R-CNN¶
ConvNet Region ConvNet Object Detection
- class lucid.models.RCNN(backbone: Module, feat_dim: int, num_classes: int, *, image_means: tuple[float, float, float] = (0.485, 0.456, 0.406), pixel_scale: float = 1.0, warper_output_size: tuple[int, int] = (224, 224), nms_iou_thresh: float = 0.3, score_thresh: float = 0.0, add_one: bool = True)¶
The RCNN implements the classic Region-based Convolutional Neural Network architecture for object detection. It integrates region proposal extraction, feature warping, CNN feature extraction, and classification, following the original R-CNN pipeline introduced by Ross Girshick et al.

Class Signature¶
class RCNN(nn.Module):
def __init__(
backbone: nn.Module,
feat_dim: int,
num_classes: int,
*,
image_means: tuple[float, float, float] = (0.485, 0.456, 0.406),
pixel_scale: float = 1.0,
warper_output_size: tuple[int, int] = (224, 224),
nms_iou_thresh: float = 0.3,
score_thresh: float = 0.0,
add_one: bool = True,
)
Parameters¶
backbone (nn.Module): A convolutional feature extractor shared across all region proposals.

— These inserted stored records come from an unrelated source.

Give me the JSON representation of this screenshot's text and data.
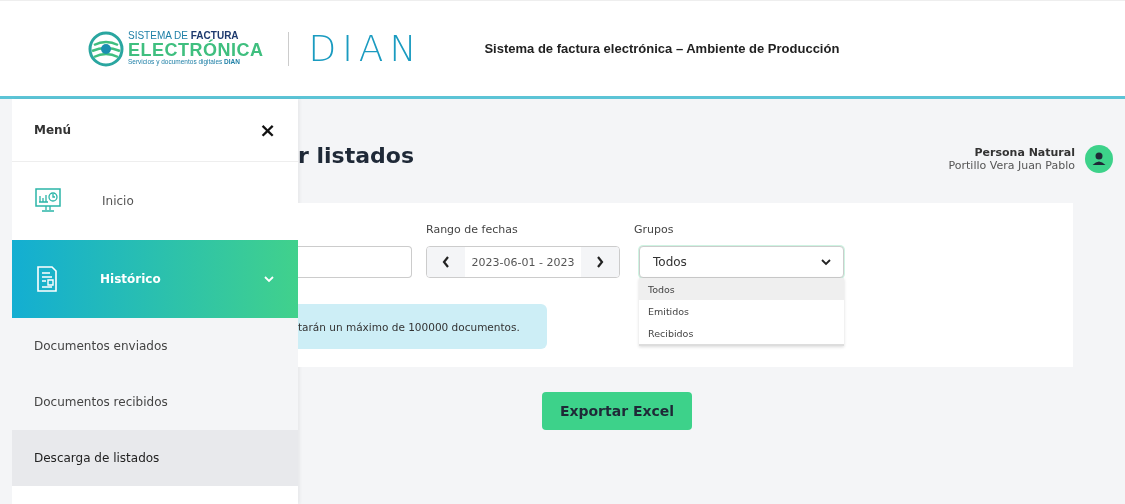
{
  "header": {
    "logo": {
      "line1": "SISTEMA DE **FACTURA**",
      "line2": "ELECTRÓNICA",
      "line3": "Servicios y documentos digitales **DIAN**"
    },
    "brand": "DIAN",
    "title": "Sistema de factura electrónica – Ambiente de Producción"
  },
  "sidebar": {
    "title": "Menú",
    "close": "×",
    "items": [
      {
        "label": "Inicio",
        "kind": "monitor",
        "selected": false
      },
      {
        "label": "Histórico",
        "kind": "document",
        "selected": true,
        "expanded": true,
        "children": [
          {
            "label": "Documentos enviados",
            "selected": false
          },
          {
            "label": "Documentos recibidos",
            "selected": false
          },
          {
            "label": "Descarga de listados",
            "selected": true
          }
        ]
      }
    ]
  },
  "page": {
    "title": "r listados"
  },
  "user": {
    "role": "Persona Natural",
    "name": "Portillo Vera Juan Pablo"
  },
  "filters": {
    "date_range": {
      "label": "Rango de fechas",
      "value": "2023-06-01 - 2023"
    },
    "groups": {
      "label": "Grupos",
      "value": "Todos",
      "expanded": true,
      "options": [
        {
          "label": "Todos",
          "selected": true
        },
        {
          "label": "Emitidos",
          "selected": false
        },
        {
          "label": "Recibidos",
          "selected": false
        }
      ]
    }
  },
  "info": "tarán un máximo de 100000 documentos.",
  "export_button": "Exportar Excel"
}
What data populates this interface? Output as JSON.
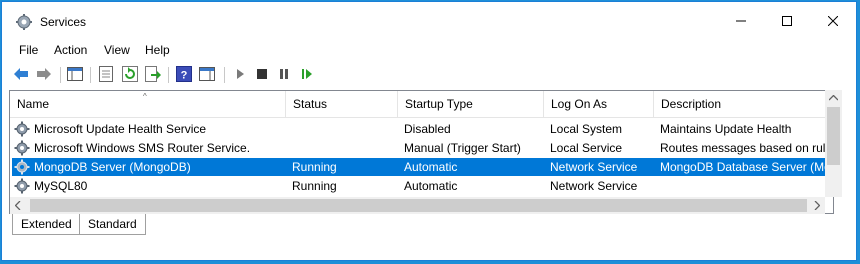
{
  "window": {
    "title": "Services"
  },
  "menu": [
    "File",
    "Action",
    "View",
    "Help"
  ],
  "columns": [
    "Name",
    "Status",
    "Startup Type",
    "Log On As",
    "Description"
  ],
  "rows": [
    {
      "name": "Microsoft Update Health Service",
      "status": "",
      "startup": "Disabled",
      "logon": "Local System",
      "desc": "Maintains Update Health"
    },
    {
      "name": "Microsoft Windows SMS Router Service.",
      "status": "",
      "startup": "Manual (Trigger Start)",
      "logon": "Local Service",
      "desc": "Routes messages based on rule..."
    },
    {
      "name": "MongoDB Server (MongoDB)",
      "status": "Running",
      "startup": "Automatic",
      "logon": "Network Service",
      "desc": "MongoDB Database Server (Mo...",
      "selected": true
    },
    {
      "name": "MySQL80",
      "status": "Running",
      "startup": "Automatic",
      "logon": "Network Service",
      "desc": ""
    }
  ],
  "tabs": [
    "Extended",
    "Standard"
  ],
  "colors": {
    "selection": "#0078d7",
    "border": "#1b7fd6"
  }
}
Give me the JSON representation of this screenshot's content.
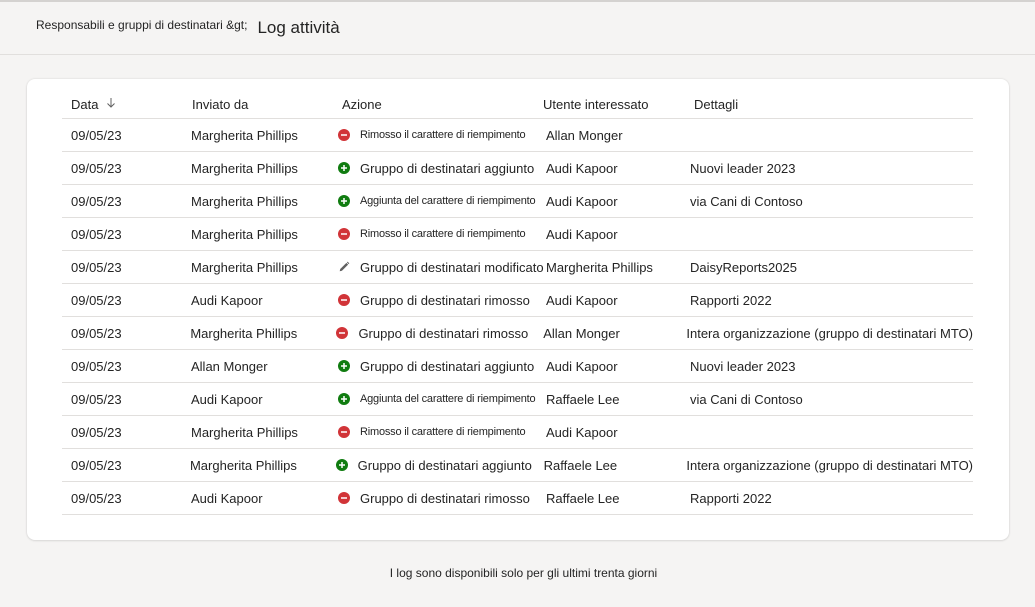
{
  "breadcrumb": {
    "parent": "Responsabili e gruppi di destinatari &gt;",
    "current": "Log attività"
  },
  "colors": {
    "remove": "#d13438",
    "add": "#107c10",
    "edit": "#616161"
  },
  "table": {
    "columns": {
      "date": "Data",
      "sent_by": "Inviato da",
      "action": "Azione",
      "user": "Utente interessato",
      "details": "Dettagli"
    },
    "sort_icon": "arrow-down-icon",
    "rows": [
      {
        "date": "09/05/23",
        "sent_by": "Margherita Phillips",
        "action": "Rimosso il carattere di riempimento",
        "icon": "remove-circle-icon",
        "user": "Allan Monger",
        "details": ""
      },
      {
        "date": "09/05/23",
        "sent_by": "Margherita Phillips",
        "action": "Gruppo di destinatari aggiunto",
        "icon": "add-circle-icon",
        "user": "Audi Kapoor",
        "details": "Nuovi leader 2023"
      },
      {
        "date": "09/05/23",
        "sent_by": "Margherita Phillips",
        "action": "Aggiunta del carattere di riempimento",
        "icon": "add-circle-icon",
        "user": "Audi Kapoor",
        "details": "via Cani di Contoso"
      },
      {
        "date": "09/05/23",
        "sent_by": "Margherita Phillips",
        "action": "Rimosso il carattere di riempimento",
        "icon": "remove-circle-icon",
        "user": "Audi Kapoor",
        "details": ""
      },
      {
        "date": "09/05/23",
        "sent_by": "Margherita Phillips",
        "action": "Gruppo di destinatari modificato",
        "icon": "edit-pencil-icon",
        "user": "Margherita Phillips",
        "details": "DaisyReports2025"
      },
      {
        "date": "09/05/23",
        "sent_by": "Audi Kapoor",
        "action": "Gruppo di destinatari rimosso",
        "icon": "remove-circle-icon",
        "user": "Audi Kapoor",
        "details": "Rapporti 2022"
      },
      {
        "date": "09/05/23",
        "sent_by": "Margherita Phillips",
        "action": "Gruppo di destinatari rimosso",
        "icon": "remove-circle-icon",
        "user": "Allan Monger",
        "details": "Intera organizzazione (gruppo di destinatari MTO)"
      },
      {
        "date": "09/05/23",
        "sent_by": "Allan Monger",
        "action": "Gruppo di destinatari aggiunto",
        "icon": "add-circle-icon",
        "user": "Audi Kapoor",
        "details": "Nuovi leader 2023"
      },
      {
        "date": "09/05/23",
        "sent_by": "Audi Kapoor",
        "action": "Aggiunta del carattere di riempimento",
        "icon": "add-circle-icon",
        "user": "Raffaele Lee",
        "details": "via Cani di Contoso"
      },
      {
        "date": "09/05/23",
        "sent_by": "Margherita Phillips",
        "action": "Rimosso il carattere di riempimento",
        "icon": "remove-circle-icon",
        "user": "Audi Kapoor",
        "details": ""
      },
      {
        "date": "09/05/23",
        "sent_by": "Margherita Phillips",
        "action": "Gruppo di destinatari aggiunto",
        "icon": "add-circle-icon",
        "user": "Raffaele Lee",
        "details": "Intera organizzazione (gruppo di destinatari MTO)"
      },
      {
        "date": "09/05/23",
        "sent_by": "Audi Kapoor",
        "action": "Gruppo di destinatari rimosso",
        "icon": "remove-circle-icon",
        "user": "Raffaele Lee",
        "details": "Rapporti 2022"
      }
    ]
  },
  "footer": {
    "note": "I log sono disponibili solo per gli ultimi trenta giorni"
  }
}
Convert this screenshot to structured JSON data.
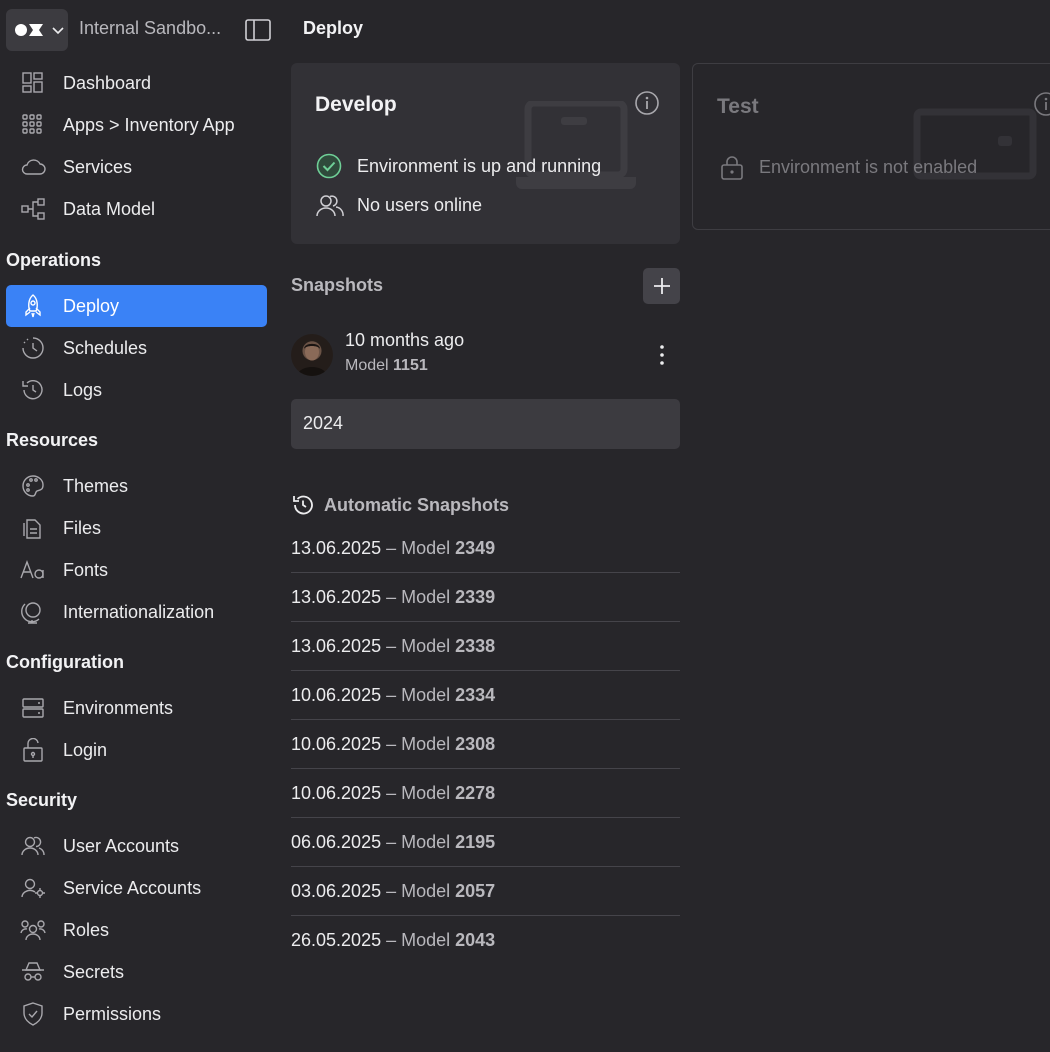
{
  "topbar": {
    "workspace_name": "Internal Sandbo...",
    "page_title": "Deploy"
  },
  "sidebar": {
    "items_top": [
      {
        "label": "Dashboard",
        "icon": "dashboard-icon"
      },
      {
        "label": "Apps > Inventory App",
        "icon": "apps-grid-icon"
      },
      {
        "label": "Services",
        "icon": "cloud-icon"
      },
      {
        "label": "Data Model",
        "icon": "data-model-icon"
      }
    ],
    "sections": [
      {
        "heading": "Operations",
        "items": [
          {
            "label": "Deploy",
            "icon": "rocket-icon",
            "active": true
          },
          {
            "label": "Schedules",
            "icon": "schedule-clock-icon"
          },
          {
            "label": "Logs",
            "icon": "history-icon"
          }
        ]
      },
      {
        "heading": "Resources",
        "items": [
          {
            "label": "Themes",
            "icon": "palette-icon"
          },
          {
            "label": "Files",
            "icon": "files-icon"
          },
          {
            "label": "Fonts",
            "icon": "fonts-icon"
          },
          {
            "label": "Internationalization",
            "icon": "globe-icon"
          }
        ]
      },
      {
        "heading": "Configuration",
        "items": [
          {
            "label": "Environments",
            "icon": "server-icon"
          },
          {
            "label": "Login",
            "icon": "login-lock-icon"
          }
        ]
      },
      {
        "heading": "Security",
        "items": [
          {
            "label": "User Accounts",
            "icon": "users-icon"
          },
          {
            "label": "Service Accounts",
            "icon": "service-account-icon"
          },
          {
            "label": "Roles",
            "icon": "roles-icon"
          },
          {
            "label": "Secrets",
            "icon": "secrets-icon"
          },
          {
            "label": "Permissions",
            "icon": "shield-icon"
          }
        ]
      }
    ]
  },
  "environments": {
    "develop": {
      "title": "Develop",
      "status": "Environment is up and running",
      "users": "No users online"
    },
    "test": {
      "title": "Test",
      "status": "Environment is not enabled"
    }
  },
  "snapshots": {
    "heading": "Snapshots",
    "latest": {
      "time": "10 months ago",
      "model_label": "Model",
      "model_number": "1151"
    },
    "year_group": "2024",
    "automatic_heading": "Automatic Snapshots",
    "automatic": [
      {
        "date": "13.06.2025",
        "model_number": "2349"
      },
      {
        "date": "13.06.2025",
        "model_number": "2339"
      },
      {
        "date": "13.06.2025",
        "model_number": "2338"
      },
      {
        "date": "10.06.2025",
        "model_number": "2334"
      },
      {
        "date": "10.06.2025",
        "model_number": "2308"
      },
      {
        "date": "10.06.2025",
        "model_number": "2278"
      },
      {
        "date": "06.06.2025",
        "model_number": "2195"
      },
      {
        "date": "03.06.2025",
        "model_number": "2057"
      },
      {
        "date": "26.05.2025",
        "model_number": "2043"
      }
    ],
    "separator": "–",
    "model_label": "Model"
  },
  "colors": {
    "background": "#27262a",
    "card": "#323136",
    "accent": "#3a82f6",
    "success": "#6fcf97"
  }
}
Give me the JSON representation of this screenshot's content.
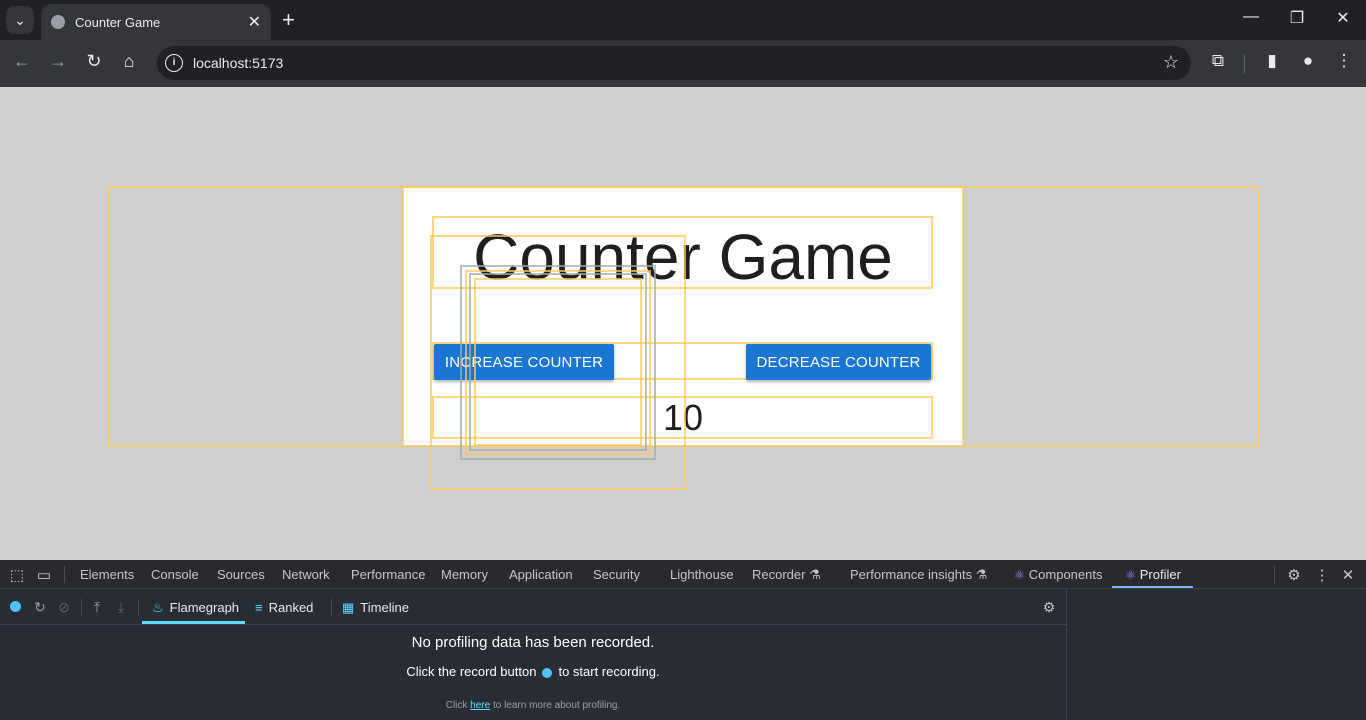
{
  "browser": {
    "tab_title": "Counter Game",
    "url": "localhost:5173",
    "icons": {
      "tab_menu": "chevron-down-icon",
      "close_tab": "close-icon",
      "new_tab": "plus-icon",
      "back": "arrow-left-icon",
      "forward": "arrow-right-icon",
      "reload": "reload-icon",
      "home": "home-icon",
      "site_info": "info-icon",
      "bookmark": "star-icon",
      "extensions": "puzzle-icon",
      "sidepanel": "side-panel-icon",
      "profile": "profile-icon",
      "menu": "kebab-menu-icon"
    }
  },
  "page": {
    "title": "Counter Game",
    "increase_label": "INCREASE COUNTER",
    "decrease_label": "DECREASE COUNTER",
    "counter_value": "10",
    "button_color": "#1976d2",
    "highlight_color": "#ffc85a"
  },
  "devtools": {
    "tabs": [
      "Elements",
      "Console",
      "Sources",
      "Network",
      "Performance",
      "Memory",
      "Application",
      "Security",
      "Lighthouse",
      "Recorder",
      "Performance insights",
      "Components",
      "Profiler"
    ],
    "active_tab": "Profiler",
    "profiler": {
      "tabs": [
        "Flamegraph",
        "Ranked",
        "Timeline"
      ],
      "active_tab": "Flamegraph",
      "empty_title": "No profiling data has been recorded.",
      "hint_before": "Click the record button",
      "hint_after": "to start recording.",
      "learn_before": "Click",
      "learn_link": "here",
      "learn_after": "to learn more about profiling."
    }
  }
}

feat_dim (int): Dimensionality of the backbone’s feature output.
num_classes (int): Number of object classes to classify (excluding background unless add_one=True).
image_means (tuple[float, float, float], optional): Per-channel RGB means for input image normalization. Default is ImageNet mean.
pixel_scale (float, optional): Pixel value scaling factor applied to input images. Default is 1.0.
warper_output_size (tuple[int, int], optional): The fixed resolution to which proposed regions are resized (e.g., 224x224).
nms_iou_thresh (float, optional): IoU threshold for Non-Maximum Suppression during prediction. Default is 0.3.
score_thresh (float, optional): Classification score threshold below which detections are discarded.
add_one (bool, optional): If True, adds background class at index 0, shifting all class indices.
Architecture¶
The R-CNN architecture consists of the following components:
Region Proposal (Selective Search):
Uses category-independent heuristics to propose candidate bounding boxes.
Selective Search merges superpixels based on texture, color, size, and fill similarity.
Produces ~2k regions per image.
Feature Extraction:
Each proposed region is warped (cropped and resized) to warper_output_size.
These warped patches are passed through the shared backbone CNN.
Features are then pooled and flattened for classification.
Classification and Localization:
Each region is classified using a fully-connected head.
Optionally, bounding box regression can be applied for precise localization.
Inference and NMS:
Predictions below score_thresh are filtered out.
For each class, Non-Maximum Suppression is applied using nms_iou_thresh to remove redundant overlapping detections.
Examples¶
Basic Usage
import lucid.nn as nn
import lucid.random
import lucid
# Define a simple convolutional backbone
class ToyBackbone(nn.Module):
def __init__(self):
super().__init__()
self.net = nn.Sequential(
nn.Conv2d(3, 32, kernel_size=3, stride=2, padding=1),
nn.ReLU(),
nn.Conv2d(32, 64, kernel_size=3, stride=2, padding=1),
nn.ReLU(),
nn.AdaptiveAvgPool2d((1, 1))
)
def forward(self, x):
x = self.net(x)
return x.flatten(1) # (N, C)
# Instantiate backbone and RCNN
backbone = ToyBackbone()
model = nn.RCNN(backbone, feat_dim=64, num_classes=3)
# Dummy input tensor
input_ = lucid.random.randn(1, 3, 600, 800)
# Predict
output = model.predict(input_)
print(output["boxes"].shape, output["scores"].shape, output["labels"].shape)
Explanation
The image is first processed to generate region proposals using Selective Search. Each proposed region is resized and passed through the shared CNN (backbone), followed by a classification head that predicts object categories. Non-Maximum Suppression removes redundant overlapping boxes, and final predictions are returned.
Custom Configuration
class SmallBackbone(nn.Module):
def __init__(self):
super().__init__()
self.conv = nn.Sequential(
nn.Conv2d(3, 16, kernel_size=3, stride=2, padding=1),
nn.ReLU(),
nn.Conv2d(16, 32, kernel_size=3, stride=2, padding=1),
nn.ReLU(),
nn.AdaptiveAvgPool2d((1, 1))
)
def forward(self, x):
return self.conv(x).flatten(1)
# Smaller model with adjusted feature dimension
backbone = SmallBackbone()
model = nn.RCNN(
backbone=backbone,
feat_dim=32,
num_classes=2,
warper_output_size=(112, 112),
nms_iou_thresh=0.5,
score_thresh=0.1,
add_one=False
)
input_ = lucid.random.randn(1, 3, 512, 512)
output = model.predict(input_)
print(output["boxes"].shape, output["scores"].shape, output["labels"].shape)